Kazatchkine M D, Fearon D T
Unité d'Immunopathologie and INSERM U28, Hôpital Broussais, Paris, France.
Immunodefic Rev. 1990;2(1):17-41.
CR1 (CD35) and CR2 (CD21) are structurally related integral transmembrane glycoproteins that function as cellular receptors for human C3b and C3dg, respectively. The primary sequence of the most common structural allotype of CR1 and that of CR2 have been established, and ligand binding on the molecules has been mapped. CR1 and CR2 genes are located in close vicinity in the RCA locus of chromosome 1. CR1 has a wide cellular/tissular distribution and mediates a variety of biologic functions, including the transport of C3-bearing immune complexes on erythrocytes, enhancement of phagocytosis, induction of IL-1 secretion and enhancement of B-cell differentiation. Expression of CR2 is restricted to B lymphocytes and follicular dendritic cells. The receptor modulates B-cell growth. CR2 also serves as the receptor for EBV and determines the cellular tropism of the virus. This review discusses the molecular biology and functional characteristics of CR1 and CR2. It focuses on alterations of expression of the receptors in disease, with particular emphasis on the genetic and acquired factors that contribute to the defective expression of CR1 in patients with systemic lupus erythematosus.

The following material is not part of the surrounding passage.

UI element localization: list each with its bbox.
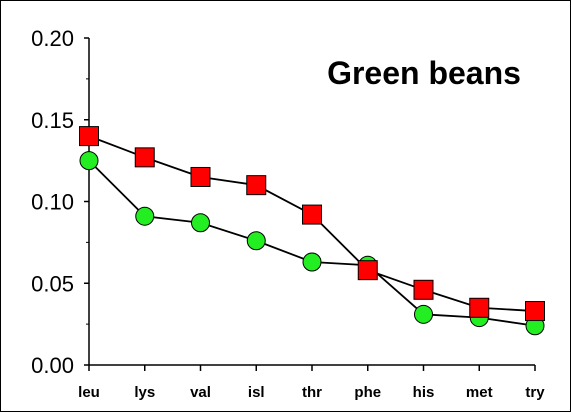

补体受体1(CR1,即CD35)和补体受体2(CR2,即CD21)是结构相关的整合跨膜糖蛋白,分别作为人C3b和C3dg的细胞受体发挥作用。CR1最常见结构同种异型和CR2的一级序列已确定,并且分子上的配体结合位点也已定位。CR1和CR2基因位于1号染色体RCA基因座附近。CR1具有广泛的细胞/组织分布,并介导多种生物学功能,包括红细胞上携带C3的免疫复合物的转运、吞噬作用增强、白细胞介素-1分泌诱导以及B细胞分化增强。CR2的表达仅限于B淋巴细胞和滤泡树突状细胞。该受体调节B细胞生长。CR2还是EB病毒的受体,并决定病毒的细胞嗜性。本文综述讨论了CR1和CR2的分子生物学及功能特性。重点关注疾病中受体表达的改变,特别强调导致系统性红斑狼疮患者CR1表达缺陷的遗传和后天因素。